В это время к нам заглянул один старик. Волосы серебристого цвета свисали до плеч. Выглядел он, как старина Хэм, если бы дожил до восьмидесяти. В руке – книга в твердой обложке. Он вежливо обратился к Тацу:
– У вас не осталось какой-нибудь лишней еды?
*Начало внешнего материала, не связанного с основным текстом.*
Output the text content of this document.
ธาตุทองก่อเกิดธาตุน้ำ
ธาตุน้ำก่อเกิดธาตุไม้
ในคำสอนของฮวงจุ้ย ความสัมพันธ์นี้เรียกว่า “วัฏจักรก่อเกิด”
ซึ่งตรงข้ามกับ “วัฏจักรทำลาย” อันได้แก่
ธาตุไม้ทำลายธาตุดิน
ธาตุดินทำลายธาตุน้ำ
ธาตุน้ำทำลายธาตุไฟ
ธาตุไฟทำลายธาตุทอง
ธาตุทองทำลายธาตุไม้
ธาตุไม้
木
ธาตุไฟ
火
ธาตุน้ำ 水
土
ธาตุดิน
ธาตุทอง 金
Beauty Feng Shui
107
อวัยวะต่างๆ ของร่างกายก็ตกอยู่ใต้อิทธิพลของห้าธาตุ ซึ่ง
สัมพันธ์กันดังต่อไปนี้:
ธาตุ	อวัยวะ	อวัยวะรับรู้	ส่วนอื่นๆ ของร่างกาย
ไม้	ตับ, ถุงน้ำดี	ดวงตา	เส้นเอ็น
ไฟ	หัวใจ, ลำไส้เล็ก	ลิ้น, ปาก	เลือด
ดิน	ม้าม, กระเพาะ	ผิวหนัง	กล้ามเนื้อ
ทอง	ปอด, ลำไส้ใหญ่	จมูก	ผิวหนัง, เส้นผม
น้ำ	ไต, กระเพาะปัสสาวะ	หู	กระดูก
– О, профессор. Вчера был плохой урожай?
Старик медленно кивнул:
– Последнее время и здесь не осталось никакого порядка. Вчера отсек, куда выбрасывают мусор из ресторана, – а я там собираю еду, – закрыли на ключ. Кто-то стал раскидывать объедки. Не закрывал крышку бака. Я боялся, как бы работники ресторана не приняли меры. И мои опасения оправдались.
– Поэтому-то новичков и не любят, – сказал Тацу, обращаясь ко мне.
А потом небрежным жестом выдал лишнюю коробку старику.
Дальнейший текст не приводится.